Crees que la relación no va bien y te encuentras en la encrucijada de seguir luchando por salvar tu matrimonio o, de plano, cortar por lo sano. Antes de tomar tan definitiva decisión, hay una serie de preguntas que debes hacerte sobre tu matrimonio. Si contestas ‘sí’ a la mayoría, tal vez debas divorciarte.

Reflexión sobre tu matrimonio

shutterstock_360398342

Las relaciones de por sí son complejas, pero un matrimonio requiere más trabajo y dedicación. Si en el tuyo percibes distanciamiento, ya lo sientes derrumbado, reflexiona y pregúntate lo siguiente.
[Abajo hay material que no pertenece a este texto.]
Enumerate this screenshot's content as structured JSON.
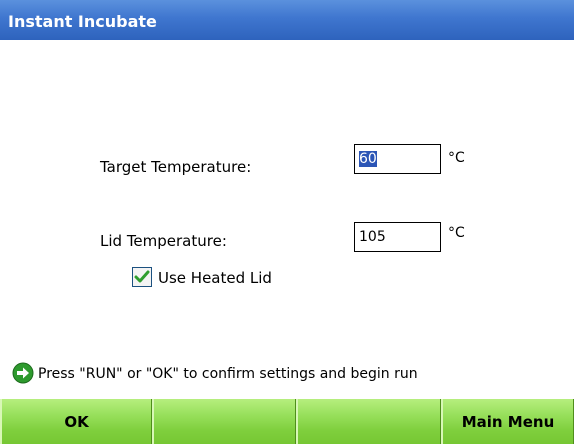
{
  "window": {
    "title": "Instant Incubate"
  },
  "form": {
    "target_label": "Target Temperature:",
    "target_value": "60",
    "target_unit": "°C",
    "lid_label": "Lid Temperature:",
    "lid_value": "105",
    "lid_unit": "°C",
    "heated_lid_label": "Use Heated Lid",
    "heated_lid_checked": true
  },
  "hint": {
    "text": "Press \"RUN\" or \"OK\" to confirm settings and begin run",
    "icon": "arrow-right-circle-icon"
  },
  "softkeys": [
    "OK",
    "",
    "",
    "Main Menu"
  ],
  "colors": {
    "title_bar": "#3f76cf",
    "softkey": "#98e05c",
    "check": "#2f9e2f",
    "selection": "#2b55b6"
  }
}
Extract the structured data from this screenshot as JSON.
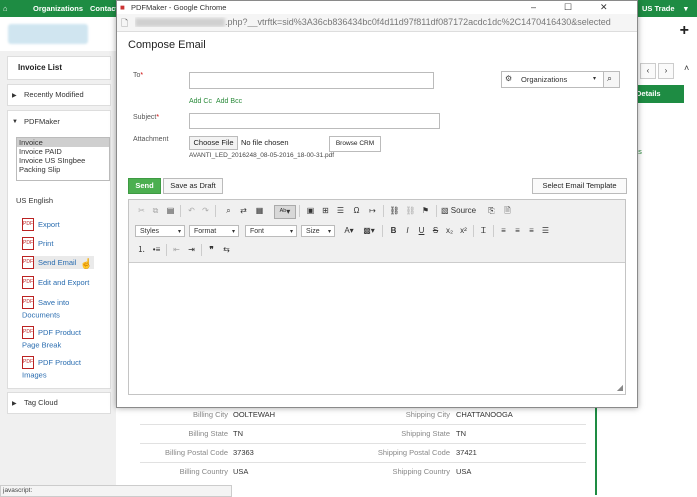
{
  "app": {
    "topbar": {
      "organizations": "Organizations",
      "contacts": "Contact",
      "trade": "US Trade"
    },
    "left_panel": {
      "invoice_list": "Invoice List",
      "recently_modified": "Recently Modified",
      "pdfmaker": "PDFMaker",
      "templates": [
        "Invoice",
        "Invoice PAID",
        "Invoice US SIngbee",
        "Packing Slip"
      ],
      "language": "US English",
      "actions": [
        "Export",
        "Print",
        "Send Email",
        "Edit and Export",
        "Save into Documents",
        "PDF Product Page Break",
        "PDF Product Images"
      ],
      "tag_cloud": "Tag Cloud"
    },
    "right_panel": {
      "details": "Details",
      "links_text": "ts"
    },
    "address_table": [
      {
        "label_l": "Billing City",
        "value_l": "OOLTEWAH",
        "label_r": "Shipping City",
        "value_r": "CHATTANOOGA"
      },
      {
        "label_l": "Billing State",
        "value_l": "TN",
        "label_r": "Shipping State",
        "value_r": "TN"
      },
      {
        "label_l": "Billing Postal Code",
        "value_l": "37363",
        "label_r": "Shipping Postal Code",
        "value_r": "37421"
      },
      {
        "label_l": "Billing Country",
        "value_l": "USA",
        "label_r": "Shipping Country",
        "value_r": "USA"
      }
    ],
    "status_text": "javascript:"
  },
  "popup": {
    "window_title": "PDFMaker - Google Chrome",
    "url_visible": ".php?__vtrftk=sid%3A36cb836434bc0f4d11d97f811df087172acdc1dc%2C1470416430&selected",
    "compose_title": "Compose Email",
    "to_label": "To",
    "subject_label": "Subject",
    "attachment_label": "Attachment",
    "add_cc": "Add Cc",
    "add_bcc": "Add Bcc",
    "module_select": "Organizations",
    "choose_file": "Choose File",
    "no_file": "No file chosen",
    "browse_crm": "Browse CRM",
    "attachment_file": "AVANTI_LED_2016248_08-05-2016_18-00-31.pdf",
    "send": "Send",
    "save_draft": "Save as Draft",
    "select_template": "Select Email Template",
    "toolbar": {
      "source": "Source",
      "styles": "Styles",
      "format": "Format",
      "font": "Font",
      "size": "Size"
    }
  }
}
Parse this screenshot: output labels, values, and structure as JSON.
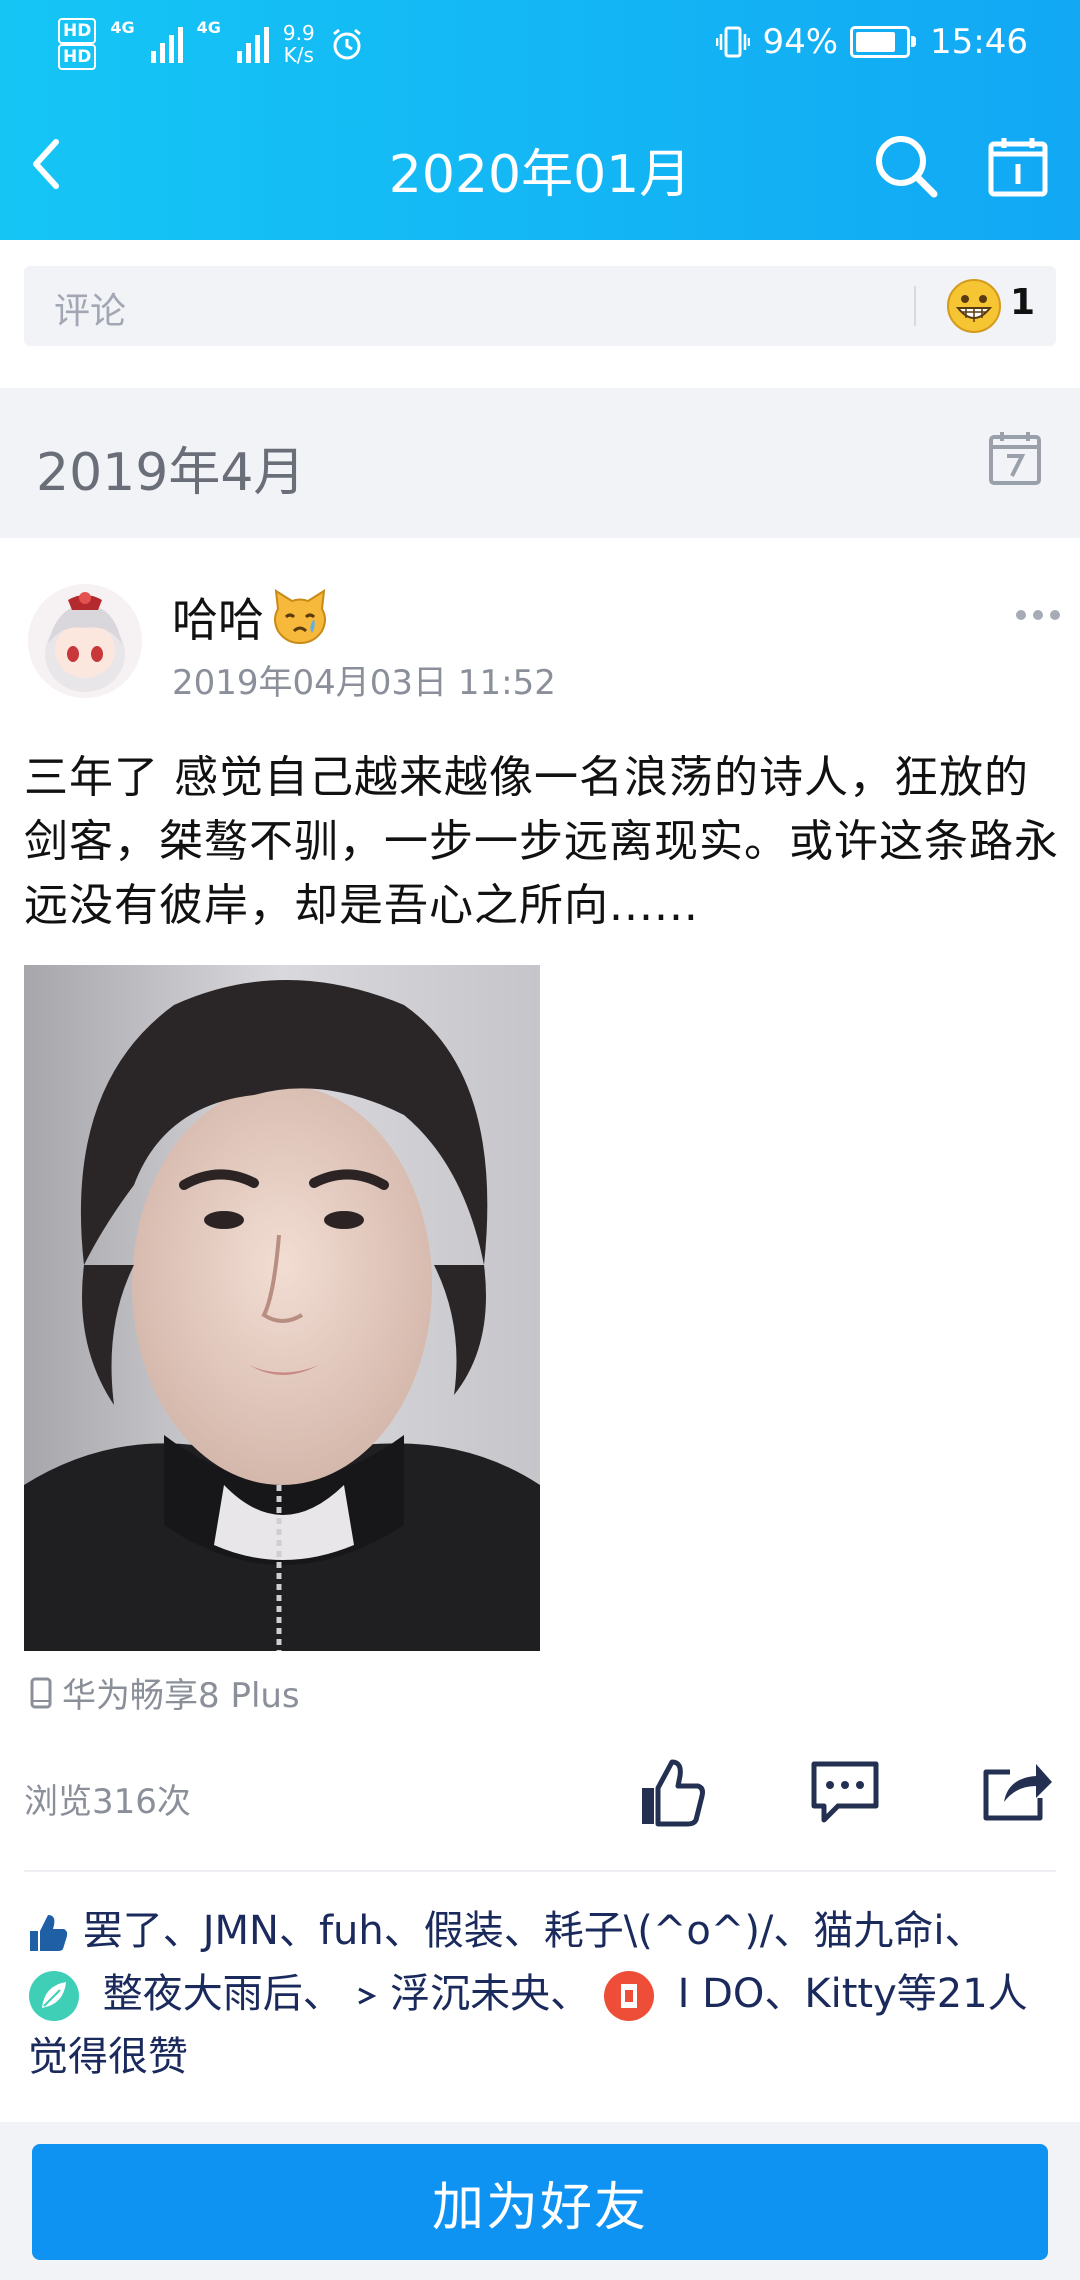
{
  "status_bar": {
    "hd1": "HD",
    "hd2": "HD",
    "net1": "4G",
    "net2": "4G",
    "speed_value": "9.9",
    "speed_unit": "K/s",
    "battery_percent": "94%",
    "battery_level": 0.94,
    "time": "15:46"
  },
  "header": {
    "title": "2020年01月"
  },
  "comment_bar": {
    "placeholder": "评论",
    "reaction_count": "1"
  },
  "section": {
    "date_label": "2019年4月"
  },
  "post": {
    "author": "哈哈",
    "timestamp": "2019年04月03日 11:52",
    "text": "三年了 感觉自己越来越像一名浪荡的诗人，狂放的剑客，桀骜不驯，一步一步远离现实。或许这条路永远没有彼岸，却是吾心之所向......",
    "device": "华为畅享8 Plus",
    "views": "浏览316次",
    "likes": {
      "line1": "罢了、JMN、fuh、假装、耗子\\(^o^)/、猫九命i、",
      "name_a": "整夜大雨后、",
      "name_b": "浮沉未央、",
      "name_c": "I DO、Kitty",
      "suffix": "等21人觉得很赞"
    }
  },
  "bottom": {
    "add_friend_label": "加为好友"
  },
  "colors": {
    "header_gradient_start": "#15c6f5",
    "header_gradient_end": "#12a8f4",
    "primary_button": "#0e93f3",
    "liker_name": "#1b2a5c",
    "secondary_text": "#8a8f99"
  }
}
Seguro te quedará más claro qué decisión tomar si contestas ‘sí’; podrás llegar a una conclusión.

  • ¿Ya no lo quieres?
  • Es más, ¿lo detestas?
  • ¿Ya no te gusta estar con él?
  • ¿No te agradan sus besos?
  • ¿No te gusta el sexo con él?
  • ¿Te engañó con otra mujer?
  • ¿Lo engañaste con otro?
  • ¿Vive pegado a su mamá?
  • ¿No se hace responsable de sus hijos en común?
  • ¿Es un mantenido?
  • ¿No coopera en casa?
  • ¿Él y/o tú han ejercido violencia física, psicológica y/o sexual entre ustedes?
  • ¿No tiene nada en común?
  • ¿Tiene alguna adicción?
  • ¿No comparten ninguna de sus actividades?
  • ¿Te ha amenazado con quitarte a tus hijos?
  • ¿Le ha hecho algo a tus hijos?

Si contestas ‘sí’, no hay mucho que pensar: ¡divórciate!

shutterstock_205440832

Ya que tuviste una reflexión seria acerca de lo que vives en la relación con tu esposo, es necesario que seas muy sincera contigo misma. Si tu respuesta fue afirmativa a la mayoría, lo más probable es que ya no haya posibilidades de salvar ese matrimonio. ¡No te aferres! Si siguen juntos por codependencia, entonces deberás buscar ayuda profesional, pero para ti. Tu decisión tendrá que basarse en el bienestar tuyo y de tus hijos antes que nada. No esperes a que algo horrible ocurra, si es que a las preguntas con las peores sugerencias tu respuesta sigue siendo “no” rotundo. Deja que así se quede, en lugar de que un día suceda.

Entonces, ¿qué decides? Cuida el bienestar de tus hijos. No crecerán mal si sus papás están separados. Te aseguro que estarán mucho mejor a que si sean víctimas de violencia o testigos de ella.